Data Science Versus Manipulative News
“Even the best AI for spotting fake news is still terrible”, stated the MIT Technology Review in the end of 2018. This was the conclusion after the probably most extensive study on disinformation conducted by MIT, Qatar Computing Research Institute (QCRI), part of Hamad bin Khalifa University, and Sofia University “ St. Kliment Ohridski”. Despite all technology advancements, the recognition (not prevention) is still too dependent on human fact checking. The algorithms themselves are capable of checking the reliability and authenticity of a source, and to a certain extent grade of propaganda in a particular article, but are still in their early stage.
A hands-on approach
Natural language processing, part of the artificial intelligence domain, seems to be the only suitable approach to the complex disinformation issues currently. Most of the fact checking is still done manually by journalists and NGOs like the UK Full Fact and this is far from scalable. “Using data science we can faster and easier automate identification of propaganda or manipulative news”, Sergi Sergiev, founder of Data Science Society, explained Trending Topics. This is also the goal of the upcoming Hack the News datathon, organized by Data Science.

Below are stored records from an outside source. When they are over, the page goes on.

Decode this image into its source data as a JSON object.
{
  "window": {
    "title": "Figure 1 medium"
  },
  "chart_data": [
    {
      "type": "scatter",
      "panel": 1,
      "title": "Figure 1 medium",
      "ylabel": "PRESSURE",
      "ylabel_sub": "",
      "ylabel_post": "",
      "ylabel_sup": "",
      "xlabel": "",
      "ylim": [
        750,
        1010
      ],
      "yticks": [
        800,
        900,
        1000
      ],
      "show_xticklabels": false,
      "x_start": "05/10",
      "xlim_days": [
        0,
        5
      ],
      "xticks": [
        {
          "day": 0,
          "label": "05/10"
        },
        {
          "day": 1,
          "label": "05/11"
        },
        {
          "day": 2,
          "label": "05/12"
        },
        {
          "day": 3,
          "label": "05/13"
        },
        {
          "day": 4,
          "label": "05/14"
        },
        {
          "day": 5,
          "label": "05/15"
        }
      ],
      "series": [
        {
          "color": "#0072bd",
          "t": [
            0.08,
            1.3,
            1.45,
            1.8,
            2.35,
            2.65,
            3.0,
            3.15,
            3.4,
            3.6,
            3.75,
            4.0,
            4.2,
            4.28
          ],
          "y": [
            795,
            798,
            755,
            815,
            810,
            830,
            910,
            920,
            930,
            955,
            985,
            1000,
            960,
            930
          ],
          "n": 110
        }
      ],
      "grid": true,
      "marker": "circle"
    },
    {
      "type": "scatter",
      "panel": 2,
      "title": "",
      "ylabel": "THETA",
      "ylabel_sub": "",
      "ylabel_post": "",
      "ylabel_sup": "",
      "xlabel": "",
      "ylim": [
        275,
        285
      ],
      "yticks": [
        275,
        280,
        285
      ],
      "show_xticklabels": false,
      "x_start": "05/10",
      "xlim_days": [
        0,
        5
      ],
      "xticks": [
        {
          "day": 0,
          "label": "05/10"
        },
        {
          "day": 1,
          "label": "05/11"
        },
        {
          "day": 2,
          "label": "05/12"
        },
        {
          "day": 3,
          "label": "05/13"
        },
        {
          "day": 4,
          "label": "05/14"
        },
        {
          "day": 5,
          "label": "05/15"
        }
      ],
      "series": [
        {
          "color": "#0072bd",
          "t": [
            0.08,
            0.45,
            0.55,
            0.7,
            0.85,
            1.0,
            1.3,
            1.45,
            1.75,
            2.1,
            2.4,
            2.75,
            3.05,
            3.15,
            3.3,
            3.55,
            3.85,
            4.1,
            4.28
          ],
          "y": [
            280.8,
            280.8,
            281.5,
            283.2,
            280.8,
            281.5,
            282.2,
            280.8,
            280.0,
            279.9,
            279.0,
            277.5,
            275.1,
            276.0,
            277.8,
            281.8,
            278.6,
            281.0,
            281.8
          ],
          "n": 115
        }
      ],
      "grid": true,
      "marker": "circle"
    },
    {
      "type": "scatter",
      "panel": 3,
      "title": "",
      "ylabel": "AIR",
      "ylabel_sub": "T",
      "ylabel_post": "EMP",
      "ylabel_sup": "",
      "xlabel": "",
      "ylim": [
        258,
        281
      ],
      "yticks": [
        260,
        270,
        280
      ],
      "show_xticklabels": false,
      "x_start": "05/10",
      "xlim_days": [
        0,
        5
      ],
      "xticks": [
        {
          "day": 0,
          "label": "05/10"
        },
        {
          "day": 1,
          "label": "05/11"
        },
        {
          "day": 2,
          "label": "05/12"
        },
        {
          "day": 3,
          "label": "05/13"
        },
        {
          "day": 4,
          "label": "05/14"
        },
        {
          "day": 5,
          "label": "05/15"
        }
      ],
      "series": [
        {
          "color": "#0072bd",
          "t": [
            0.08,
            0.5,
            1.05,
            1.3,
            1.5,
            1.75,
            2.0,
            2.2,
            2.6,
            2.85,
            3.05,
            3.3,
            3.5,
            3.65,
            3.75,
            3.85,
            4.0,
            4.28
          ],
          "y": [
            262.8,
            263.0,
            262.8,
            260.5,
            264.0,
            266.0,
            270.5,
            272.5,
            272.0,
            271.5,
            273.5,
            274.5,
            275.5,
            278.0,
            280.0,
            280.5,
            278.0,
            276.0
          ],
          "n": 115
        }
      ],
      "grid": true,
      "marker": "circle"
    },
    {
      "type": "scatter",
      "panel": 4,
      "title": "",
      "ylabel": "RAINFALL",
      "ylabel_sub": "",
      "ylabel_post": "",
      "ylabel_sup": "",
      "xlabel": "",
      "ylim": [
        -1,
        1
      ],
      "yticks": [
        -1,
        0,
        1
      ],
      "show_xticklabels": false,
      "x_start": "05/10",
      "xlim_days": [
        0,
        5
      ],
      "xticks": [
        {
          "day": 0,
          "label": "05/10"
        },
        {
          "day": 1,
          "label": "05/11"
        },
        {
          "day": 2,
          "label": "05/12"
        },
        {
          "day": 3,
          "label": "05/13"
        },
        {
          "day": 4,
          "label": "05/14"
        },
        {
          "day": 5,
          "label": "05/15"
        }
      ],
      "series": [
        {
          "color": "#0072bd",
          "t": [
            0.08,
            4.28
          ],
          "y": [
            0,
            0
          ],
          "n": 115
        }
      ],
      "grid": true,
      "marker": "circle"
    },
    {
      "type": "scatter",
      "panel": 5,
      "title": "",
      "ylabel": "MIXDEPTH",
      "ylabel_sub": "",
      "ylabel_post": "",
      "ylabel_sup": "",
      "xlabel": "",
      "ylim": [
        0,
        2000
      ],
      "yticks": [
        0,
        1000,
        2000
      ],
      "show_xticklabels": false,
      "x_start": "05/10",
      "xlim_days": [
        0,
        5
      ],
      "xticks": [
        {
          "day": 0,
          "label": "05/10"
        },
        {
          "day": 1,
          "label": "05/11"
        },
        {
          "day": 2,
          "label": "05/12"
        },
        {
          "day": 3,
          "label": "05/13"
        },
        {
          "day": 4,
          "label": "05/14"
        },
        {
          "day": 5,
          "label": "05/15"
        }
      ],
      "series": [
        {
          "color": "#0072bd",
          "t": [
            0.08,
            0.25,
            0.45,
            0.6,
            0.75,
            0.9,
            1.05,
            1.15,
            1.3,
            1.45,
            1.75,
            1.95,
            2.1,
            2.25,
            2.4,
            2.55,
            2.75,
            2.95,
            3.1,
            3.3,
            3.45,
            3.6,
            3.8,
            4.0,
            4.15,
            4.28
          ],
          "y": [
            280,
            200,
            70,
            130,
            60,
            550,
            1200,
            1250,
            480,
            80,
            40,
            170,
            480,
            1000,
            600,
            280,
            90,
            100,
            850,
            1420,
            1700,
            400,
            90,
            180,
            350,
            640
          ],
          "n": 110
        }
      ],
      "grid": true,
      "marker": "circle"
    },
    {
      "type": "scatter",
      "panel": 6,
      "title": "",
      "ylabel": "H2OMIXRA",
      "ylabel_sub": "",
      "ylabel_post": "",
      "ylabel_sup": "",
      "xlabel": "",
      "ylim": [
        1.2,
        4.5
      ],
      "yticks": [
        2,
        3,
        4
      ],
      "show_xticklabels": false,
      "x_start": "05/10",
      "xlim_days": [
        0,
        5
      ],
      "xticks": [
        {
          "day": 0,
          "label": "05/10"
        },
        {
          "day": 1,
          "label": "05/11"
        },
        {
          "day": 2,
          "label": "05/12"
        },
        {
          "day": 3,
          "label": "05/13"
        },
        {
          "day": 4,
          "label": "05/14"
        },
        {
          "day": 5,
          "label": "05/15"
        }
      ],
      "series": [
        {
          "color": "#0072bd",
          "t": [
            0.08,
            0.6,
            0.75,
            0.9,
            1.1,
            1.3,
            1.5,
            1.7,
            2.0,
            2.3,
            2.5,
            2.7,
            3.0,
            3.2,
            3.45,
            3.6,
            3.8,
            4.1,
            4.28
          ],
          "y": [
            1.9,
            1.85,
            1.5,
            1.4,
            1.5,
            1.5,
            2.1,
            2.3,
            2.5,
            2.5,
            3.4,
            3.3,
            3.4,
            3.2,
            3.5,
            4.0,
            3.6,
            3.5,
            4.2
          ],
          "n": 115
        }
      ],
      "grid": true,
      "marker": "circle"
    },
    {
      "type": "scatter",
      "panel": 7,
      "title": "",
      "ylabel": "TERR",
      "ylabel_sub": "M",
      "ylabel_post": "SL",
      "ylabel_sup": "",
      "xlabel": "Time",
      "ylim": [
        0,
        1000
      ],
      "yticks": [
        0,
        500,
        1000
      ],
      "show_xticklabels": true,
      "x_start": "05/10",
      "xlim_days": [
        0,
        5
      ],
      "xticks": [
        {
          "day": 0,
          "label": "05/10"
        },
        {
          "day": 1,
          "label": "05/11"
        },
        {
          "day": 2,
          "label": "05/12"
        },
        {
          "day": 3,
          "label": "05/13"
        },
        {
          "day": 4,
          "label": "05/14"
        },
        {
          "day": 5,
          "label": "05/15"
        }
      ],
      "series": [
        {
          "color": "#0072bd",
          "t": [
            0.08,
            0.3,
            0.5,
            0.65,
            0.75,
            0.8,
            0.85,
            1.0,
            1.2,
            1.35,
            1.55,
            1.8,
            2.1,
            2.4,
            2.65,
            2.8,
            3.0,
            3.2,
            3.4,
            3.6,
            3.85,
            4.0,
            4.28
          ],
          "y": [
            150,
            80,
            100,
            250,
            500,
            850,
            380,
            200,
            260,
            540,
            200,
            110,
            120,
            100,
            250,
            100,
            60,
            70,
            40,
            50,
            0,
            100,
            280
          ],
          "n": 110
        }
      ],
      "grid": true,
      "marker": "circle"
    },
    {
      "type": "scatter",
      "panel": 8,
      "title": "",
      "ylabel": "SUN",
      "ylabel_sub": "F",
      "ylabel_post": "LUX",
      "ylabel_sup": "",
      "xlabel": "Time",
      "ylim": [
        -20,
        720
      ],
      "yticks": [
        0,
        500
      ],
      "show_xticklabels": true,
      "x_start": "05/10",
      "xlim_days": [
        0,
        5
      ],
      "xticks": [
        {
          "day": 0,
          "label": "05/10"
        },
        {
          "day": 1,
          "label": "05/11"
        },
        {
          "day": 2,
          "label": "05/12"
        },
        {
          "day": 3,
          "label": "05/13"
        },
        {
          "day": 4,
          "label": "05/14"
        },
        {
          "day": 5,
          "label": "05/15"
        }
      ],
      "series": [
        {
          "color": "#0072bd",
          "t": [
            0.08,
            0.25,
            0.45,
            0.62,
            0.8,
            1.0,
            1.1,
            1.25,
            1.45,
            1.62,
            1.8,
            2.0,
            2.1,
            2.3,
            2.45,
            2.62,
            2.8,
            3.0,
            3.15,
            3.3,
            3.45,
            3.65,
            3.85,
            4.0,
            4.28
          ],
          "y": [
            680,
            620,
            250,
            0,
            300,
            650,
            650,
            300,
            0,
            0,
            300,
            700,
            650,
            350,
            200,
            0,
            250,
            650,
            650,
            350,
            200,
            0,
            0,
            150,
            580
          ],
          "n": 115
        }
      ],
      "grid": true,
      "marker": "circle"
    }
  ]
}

Between 21st and 27th of January over 200 data scientists and developers from all over the world will participate in a global data hackathon called Hack the News. In particular, the initiative aims to train algorithms capable to identify misleading statements and conclusions in the news stream on three levels: on article level, on sentence level and the type of propaganda. During the datathon participants will have a data set of 500 articles and 10K sentences to work on.
“Our goal is to open the stage for development of such applications and I would be more than happy if we see startups coming out of this event or people who would try to develop and commercialize such products”, explained Sergiev, for whom this is the sixth datathon as co-organizer.

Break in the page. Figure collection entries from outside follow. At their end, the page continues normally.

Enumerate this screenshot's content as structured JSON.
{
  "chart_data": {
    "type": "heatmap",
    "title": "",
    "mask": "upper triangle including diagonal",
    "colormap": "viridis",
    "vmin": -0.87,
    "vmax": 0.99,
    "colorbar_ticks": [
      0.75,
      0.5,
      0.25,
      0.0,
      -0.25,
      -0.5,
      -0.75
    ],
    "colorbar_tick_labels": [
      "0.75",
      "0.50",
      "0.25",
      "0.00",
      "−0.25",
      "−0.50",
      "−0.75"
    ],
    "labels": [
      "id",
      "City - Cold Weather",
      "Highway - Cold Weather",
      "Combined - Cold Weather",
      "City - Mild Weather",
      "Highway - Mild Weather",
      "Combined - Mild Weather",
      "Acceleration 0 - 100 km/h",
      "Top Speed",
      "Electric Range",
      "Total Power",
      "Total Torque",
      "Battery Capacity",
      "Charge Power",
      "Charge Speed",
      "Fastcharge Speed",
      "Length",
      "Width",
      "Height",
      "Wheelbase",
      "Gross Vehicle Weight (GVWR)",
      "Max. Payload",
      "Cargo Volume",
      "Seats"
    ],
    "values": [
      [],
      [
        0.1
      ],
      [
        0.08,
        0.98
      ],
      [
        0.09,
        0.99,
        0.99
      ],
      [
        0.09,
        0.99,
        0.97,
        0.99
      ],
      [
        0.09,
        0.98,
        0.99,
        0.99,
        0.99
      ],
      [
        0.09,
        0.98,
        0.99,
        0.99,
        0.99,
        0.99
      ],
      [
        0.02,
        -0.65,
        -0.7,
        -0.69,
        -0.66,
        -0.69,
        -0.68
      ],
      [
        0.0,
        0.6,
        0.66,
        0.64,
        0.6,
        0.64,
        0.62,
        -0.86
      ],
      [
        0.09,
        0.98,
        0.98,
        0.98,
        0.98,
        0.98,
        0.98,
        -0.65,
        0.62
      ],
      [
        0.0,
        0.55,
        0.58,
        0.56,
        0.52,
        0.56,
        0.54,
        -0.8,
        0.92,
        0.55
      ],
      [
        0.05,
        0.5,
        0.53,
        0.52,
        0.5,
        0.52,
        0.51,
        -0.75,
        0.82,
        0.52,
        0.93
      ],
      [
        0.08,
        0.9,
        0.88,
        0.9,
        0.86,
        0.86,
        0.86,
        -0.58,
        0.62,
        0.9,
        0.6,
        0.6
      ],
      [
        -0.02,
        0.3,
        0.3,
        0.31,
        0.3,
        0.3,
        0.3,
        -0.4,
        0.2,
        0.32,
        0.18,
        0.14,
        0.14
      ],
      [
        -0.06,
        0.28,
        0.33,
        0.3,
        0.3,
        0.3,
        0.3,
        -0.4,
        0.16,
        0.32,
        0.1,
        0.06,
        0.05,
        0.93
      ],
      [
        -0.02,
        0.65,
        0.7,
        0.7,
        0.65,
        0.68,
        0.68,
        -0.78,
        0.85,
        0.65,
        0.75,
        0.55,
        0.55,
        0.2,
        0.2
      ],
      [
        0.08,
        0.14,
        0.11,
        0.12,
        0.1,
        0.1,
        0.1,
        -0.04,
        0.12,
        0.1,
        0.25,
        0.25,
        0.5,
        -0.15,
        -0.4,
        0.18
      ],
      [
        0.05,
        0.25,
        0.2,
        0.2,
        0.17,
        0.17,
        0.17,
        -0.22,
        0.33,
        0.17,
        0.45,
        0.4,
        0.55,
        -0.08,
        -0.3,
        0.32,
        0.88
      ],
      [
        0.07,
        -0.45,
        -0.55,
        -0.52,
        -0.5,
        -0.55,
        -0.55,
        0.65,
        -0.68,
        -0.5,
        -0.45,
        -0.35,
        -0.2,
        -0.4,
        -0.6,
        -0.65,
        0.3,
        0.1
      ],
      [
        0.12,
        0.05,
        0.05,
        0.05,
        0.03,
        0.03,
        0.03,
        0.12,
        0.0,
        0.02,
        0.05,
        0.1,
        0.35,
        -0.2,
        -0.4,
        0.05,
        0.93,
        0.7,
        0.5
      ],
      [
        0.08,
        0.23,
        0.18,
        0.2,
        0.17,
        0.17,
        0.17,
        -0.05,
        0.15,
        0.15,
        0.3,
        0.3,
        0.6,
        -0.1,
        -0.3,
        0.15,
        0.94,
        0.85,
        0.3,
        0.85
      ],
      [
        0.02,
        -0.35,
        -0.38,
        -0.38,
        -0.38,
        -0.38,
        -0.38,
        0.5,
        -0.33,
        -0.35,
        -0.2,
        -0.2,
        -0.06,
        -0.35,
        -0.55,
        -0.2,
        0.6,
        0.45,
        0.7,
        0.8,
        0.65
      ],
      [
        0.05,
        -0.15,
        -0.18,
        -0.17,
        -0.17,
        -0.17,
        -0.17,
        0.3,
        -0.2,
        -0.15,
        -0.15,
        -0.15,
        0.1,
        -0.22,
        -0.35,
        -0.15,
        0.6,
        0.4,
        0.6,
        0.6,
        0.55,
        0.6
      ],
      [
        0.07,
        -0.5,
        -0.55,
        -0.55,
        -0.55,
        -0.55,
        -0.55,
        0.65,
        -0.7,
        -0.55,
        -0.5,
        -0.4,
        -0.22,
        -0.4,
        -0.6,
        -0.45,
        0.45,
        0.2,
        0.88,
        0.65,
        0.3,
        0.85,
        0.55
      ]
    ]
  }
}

20 of the world’s top 100 scientists
This Hack the News datathon in particular is a community driven initiative of the Data Science Society. The three initiators are Preslav Nakov, senior researcher at QCRI, Laura Tolosi-Halatcheva, a data scientist with over 15 years of experience on international level and Viktor Senderov, Guest Researcher at Naturhistoriska riksmuseet. “These are names everyone in the field of propaganda detection knows. I’m happy to say that in this datathon we will have 20 of the top 100 experts in the world participating”, so Sergiev. Researchers from MIT, The Universities of Sheffield, University of British Columbia and the Technical University in Darmstadt will also take part.

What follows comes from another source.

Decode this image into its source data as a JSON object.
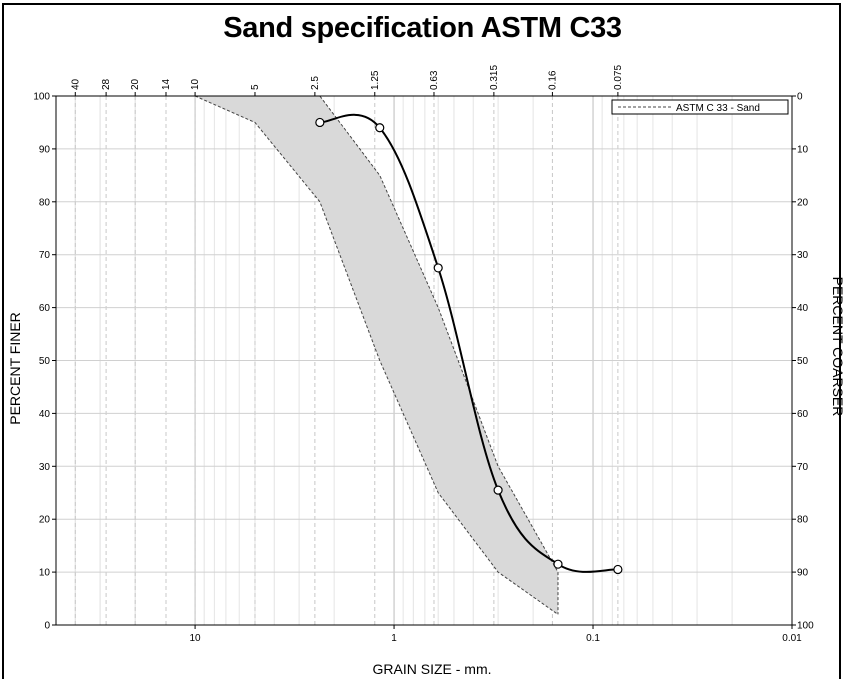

The development of software that tackles the complex phenomena of fake and manipulative news seems to be something everyone is talking about but few are really doing. In a conversation with Preslav Nakov several months ago, we found out that the best automated process so far is the identification on media level – reliability and political ideology of particular media could be automatically detected through a platform the QCRI has launched. His institute has launched several tools in this domain. One of them is ClaimRank which automatically identifies claims in a given document are most worthy and should be prioritized for fact-checking (still a human task).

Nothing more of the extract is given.